Michigan, a state which can barely balance its budget, is spending more than USD$6 million building a ‘fake’ city where car makers can test ‘self-driving’ cars.
Audi, Ford, GM, Google, Honda and others are committing up to USD$1 million each to test their autonomous driving software.
US legislators on Capitol Hill are rushing to produce new financial incentives, and relaxing regulatory standards to attract car makers into spending money developing self-driving cars.
I have only one question in response to this silliness. Why?
I am not afraid of new technology, I embrace it, every day. However, as a global society the last thing we should be doing is telling today’s and tomorrow’s drivers that they no longer have to pay attention when they’re driving – the self-driving car will do it all for them.
If you care that little about guiding your personal car – catch a train!
Sure, there is some very impressive technology coming down the pike.
I like the idea of a cruise control which will maintain an appropriate distance between cars at freeway speeds; I like software which can alert us to idiot pedestrians, and anti-skid technology which can help us avoid crashing into the scenery. But, taking over total control of the car and all its functions, to me, that’s a real worry.
Yes, in generational terms we’ve moved on from young guys being car enthusiasts and embracing all there is to building, repairing, maintaining cars, and learning how to drive their cars – to a world of young people which could care less about cars.
I meet many young drivers who don’t even know the difference between car brands. Ask them if their car is front-engined or rear-engined, and they can’t tell you, because they have NEVER opened the hood!
That’s okay. These are people who should be using a bus or a train.
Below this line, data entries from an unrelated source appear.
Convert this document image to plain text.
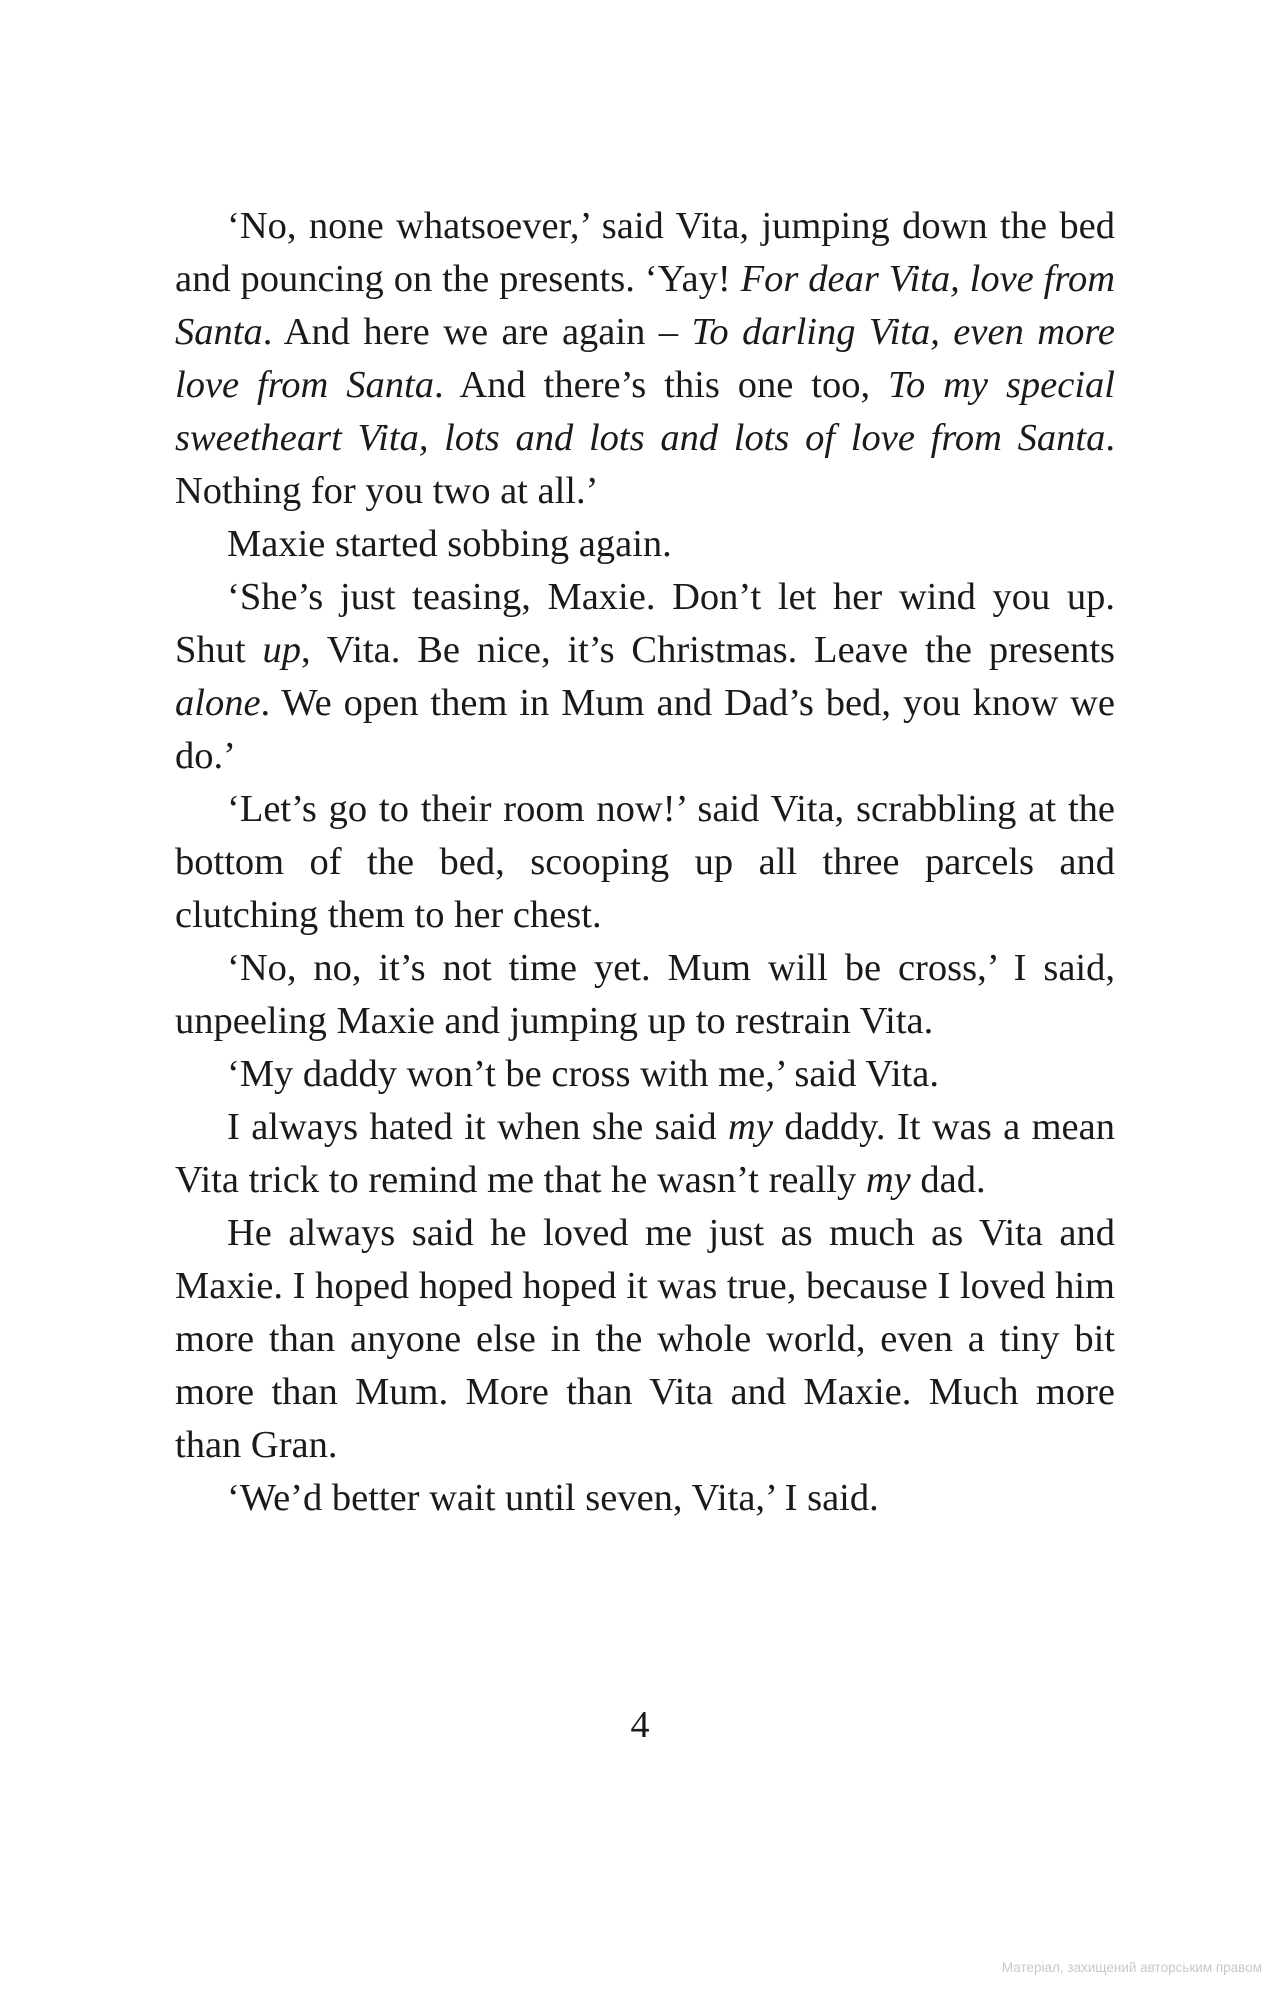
‘No, none whatsoever,’ said Vita, jumping down the bed and pouncing on the presents. ‘Yay! For dear Vita, love from Santa. And here we are again – To darling Vita, even more love from Santa. And there’s this one too, To my special sweetheart Vita, lots and lots and lots of love from Santa. Nothing for you two at all.’

Maxie started sobbing again.

‘She’s just teasing, Maxie. Don’t let her wind you up. Shut up, Vita. Be nice, it’s Christmas. Leave the presents alone. We open them in Mum and Dad’s bed, you know we do.’

‘Let’s go to their room now!’ said Vita, scrabbling at the bottom of the bed, scooping up all three parcels and clutching them to her chest.

‘No, no, it’s not time yet. Mum will be cross,’ I said, unpeeling Maxie and jumping up to restrain Vita.

‘My daddy won’t be cross with me,’ said Vita.

I always hated it when she said my daddy. It was a mean Vita trick to remind me that he wasn’t really my dad.

He always said he loved me just as much as Vita and Maxie. I hoped hoped hoped it was true, because I loved him more than anyone else in the whole world, even a tiny bit more than Mum. More than Vita and Maxie. Much more than Gran.

‘We’d better wait until seven, Vita,’ I said.

4
Матеріал, захищений авторським правом
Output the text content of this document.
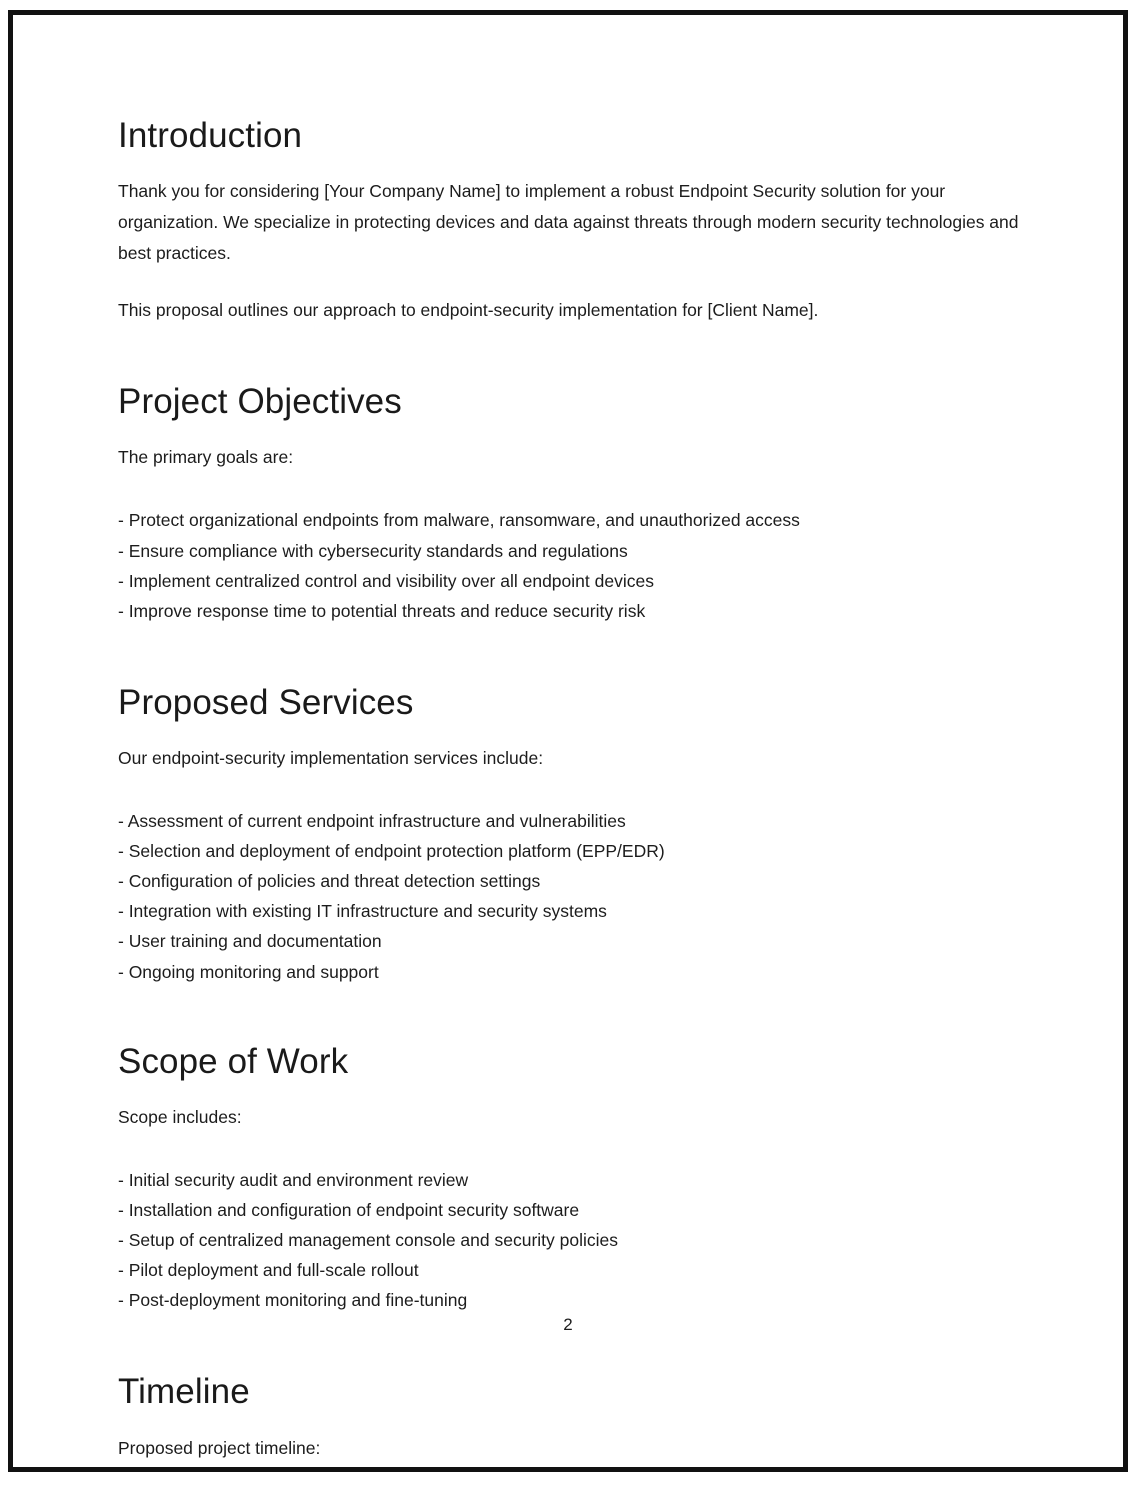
Introduction

Thank you for considering [Your Company Name] to implement a robust Endpoint Security solution for your organization. We specialize in protecting devices and data against threats through modern security technologies and best practices.

This proposal outlines our approach to endpoint-security implementation for [Client Name].

Project Objectives

The primary goals are:

- Protect organizational endpoints from malware, ransomware, and unauthorized access
- Ensure compliance with cybersecurity standards and regulations
- Implement centralized control and visibility over all endpoint devices
- Improve response time to potential threats and reduce security risk
Proposed Services

Our endpoint-security implementation services include:

- Assessment of current endpoint infrastructure and vulnerabilities
- Selection and deployment of endpoint protection platform (EPP/EDR)
- Configuration of policies and threat detection settings
- Integration with existing IT infrastructure and security systems
- User training and documentation
- Ongoing monitoring and support
Scope of Work

Scope includes:

- Initial security audit and environment review
- Installation and configuration of endpoint security software
- Setup of centralized management console and security policies
- Pilot deployment and full-scale rollout
- Post-deployment monitoring and fine-tuning
Timeline

Proposed project timeline:

2
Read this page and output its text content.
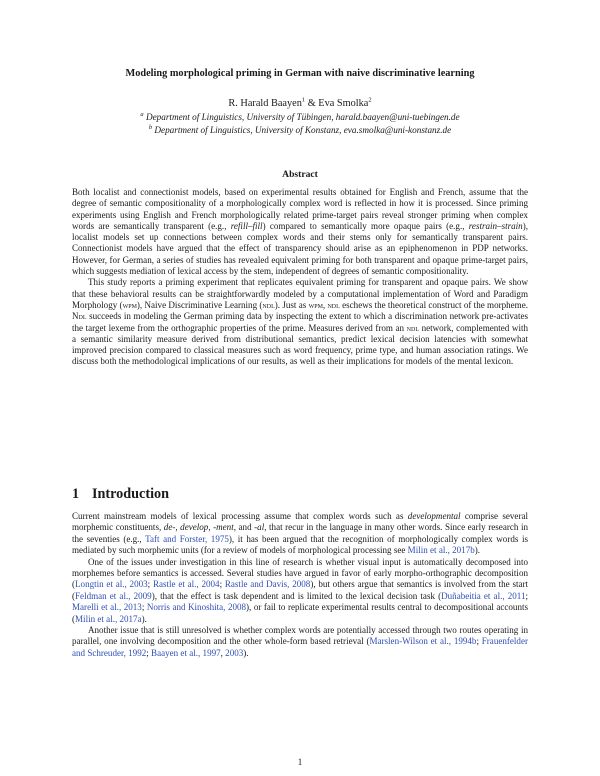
Modeling morphological priming in German with naive discriminative learning
R. Harald Baayen$^1$ & Eva Smolka$^2$
$^a$ Department of Linguistics, University of Tübingen, harald.baayen@uni-tuebingen.de
$^b$ Department of Linguistics, University of Konstanz, eva.smolka@uni-konstanz.de
Abstract

Both localist and connectionist models, based on experimental results obtained for English and French, assume that the degree of semantic compositionality of a morphologically complex word is reflected in how it is processed. Since priming experiments using English and French morphologically related prime-target pairs reveal stronger priming when complex words are semantically transparent (e.g., refill–fill) compared to semantically more opaque pairs (e.g., restrain–strain), localist models set up connections between complex words and their stems only for semantically transparent pairs. Connectionist models have argued that the effect of transparency should arise as an epiphenomenon in PDP networks. However, for German, a series of studies has revealed equivalent priming for both transparent and opaque prime-target pairs, which suggests mediation of lexical access by the stem, independent of degrees of semantic compositionality.

This study reports a priming experiment that replicates equivalent priming for transparent and opaque pairs. We show that these behavioral results can be straightforwardly modeled by a computational implementation of Word and Paradigm Morphology (wpm), Naive Discriminative Learning (ndl). Just as wpm, ndl eschews the theoretical construct of the morpheme. Ndl succeeds in modeling the German priming data by inspecting the extent to which a discrimination network pre-activates the target lexeme from the orthographic properties of the prime. Measures derived from an ndl network, complemented with a semantic similarity measure derived from distributional semantics, predict lexical decision latencies with somewhat improved precision compared to classical measures such as word frequency, prime type, and human association ratings. We discuss both the methodological implications of our results, as well as their implications for models of the mental lexicon.

1 Introduction

Current mainstream models of lexical processing assume that complex words such as developmental comprise several morphemic constituents, de-, develop, -ment, and -al, that recur in the language in many other words. Since early research in the seventies (e.g., Taft and Forster, 1975), it has been argued that the recognition of morphologically complex words is mediated by such morphemic units (for a review of models of morphological processing see Milin et al., 2017b).

One of the issues under investigation in this line of research is whether visual input is automatically decomposed into morphemes before semantics is accessed. Several studies have argued in favor of early morpho-orthographic decomposition (Longtin et al., 2003; Rastle et al., 2004; Rastle and Davis, 2008), but others argue that semantics is involved from the start (Feldman et al., 2009), that the effect is task dependent and is limited to the lexical decision task (Duñabeitia et al., 2011; Marelli et al., 2013; Norris and Kinoshita, 2008), or fail to replicate experimental results central to decompositional accounts (Milin et al., 2017a).

Another issue that is still unresolved is whether complex words are potentially accessed through two routes operating in parallel, one involving decomposition and the other whole-form based retrieval (Marslen-Wilson et al., 1994b; Frauenfelder and Schreuder, 1992; Baayen et al., 1997, 2003).

1
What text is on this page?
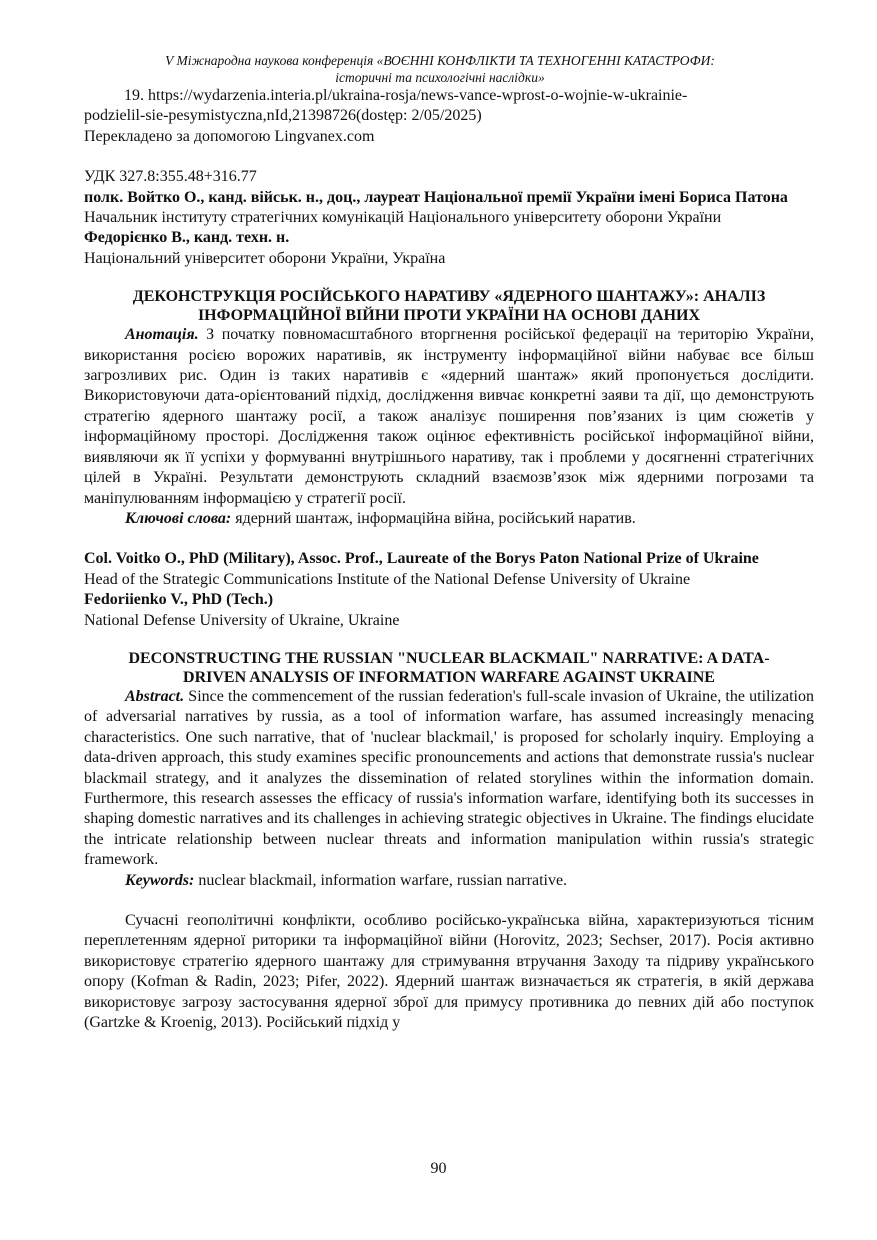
V Міжнародна наукова конференція «ВОЄННІ КОНФЛІКТИ ТА ТЕХНОГЕННІ КАТАСТРОФИ:
історичні та психологічні наслідки»

19. https://wydarzenia.interia.pl/ukraina-rosja/news-vance-wprost-o-wojnie-w-ukrainie-

podzielil-sie-pesymistyczna,nId,21398726(dostęp: 2/05/2025)

Перекладено за допомогою Lingvanex.com

УДК 327.8:355.48+316.77

полк. Войтко О., канд. військ. н., доц., лауреат Національної премії України імені Бориса Патона

Начальник інституту стратегічних комунікацій Національного університету оборони України

Федорієнко В., канд. техн. н.

Національний університет оборони України, Україна

ДЕКОНСТРУКЦІЯ РОСІЙСЬКОГО НАРАТИВУ «ЯДЕРНОГО ШАНТАЖУ»: АНАЛІЗ
ІНФОРМАЦІЙНОЇ ВІЙНИ ПРОТИ УКРАЇНИ НА ОСНОВІ ДАНИХ

Анотація. З початку повномасштабного вторгнення російської федерації на територію України, використання росією ворожих наративів, як інструменту інформаційної війни набуває все більш загрозливих рис. Один із таких наративів є «ядерний шантаж» який пропонується дослідити. Використовуючи дата-орієнтований підхід, дослідження вивчає конкретні заяви та дії, що демонструють стратегію ядерного шантажу росії, а також аналізує поширення пов’язаних із цим сюжетів у інформаційному просторі. Дослідження також оцінює ефективність російської інформаційної війни, виявляючи як її успіхи у формуванні внутрішнього наративу, так і проблеми у досягненні стратегічних цілей в Україні. Результати демонструють складний взаємозв’язок між ядерними погрозами та маніпулюванням інформацією у стратегії росії.

Ключові слова: ядерний шантаж, інформаційна війна, російський наратив.

Col. Voitko O., PhD (Military), Assoc. Prof., Laureate of the Borys Paton National Prize of Ukraine

Head of the Strategic Communications Institute of the National Defense University of Ukraine

Fedoriienko V., PhD (Tech.)

National Defense University of Ukraine, Ukraine

DECONSTRUCTING THE RUSSIAN "NUCLEAR BLACKMAIL" NARRATIVE: A DATA-
DRIVEN ANALYSIS OF INFORMATION WARFARE AGAINST UKRAINE

Abstract. Since the commencement of the russian federation's full-scale invasion of Ukraine, the utilization of adversarial narratives by russia, as a tool of information warfare, has assumed increasingly menacing characteristics. One such narrative, that of 'nuclear blackmail,' is proposed for scholarly inquiry. Employing a data-driven approach, this study examines specific pronouncements and actions that demonstrate russia's nuclear blackmail strategy, and it analyzes the dissemination of related storylines within the information domain. Furthermore, this research assesses the efficacy of russia's information warfare, identifying both its successes in shaping domestic narratives and its challenges in achieving strategic objectives in Ukraine. The findings elucidate the intricate relationship between nuclear threats and information manipulation within russia's strategic framework.

Keywords: nuclear blackmail, information warfare, russian narrative.

Сучасні геополітичні конфлікти, особливо російсько-українська війна, характеризуються тісним переплетенням ядерної риторики та інформаційної війни (Horovitz, 2023; Sechser, 2017). Росія активно використовує стратегію ядерного шантажу для стримування втручання Заходу та підриву українського опору (Kofman & Radin, 2023; Pifer, 2022). Ядерний шантаж визначається як стратегія, в якій держава використовує загрозу застосування ядерної зброї для примусу противника до певних дій або поступок (Gartzke & Kroenig, 2013). Російський підхід у

90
However, for people who value their independence and freedom of mobility, cars still hold a magnetic attraction. We are going to have personal cars on our roads and in our cities for quite a few years yet.
So as far as I’m concerned, the car companies should develop practical, useable technology with real safety benefits, but hold off on encouraging idiots to think they can buy a machine which they don’t have to interact with.
The solution is simple. Make driving tests tougher!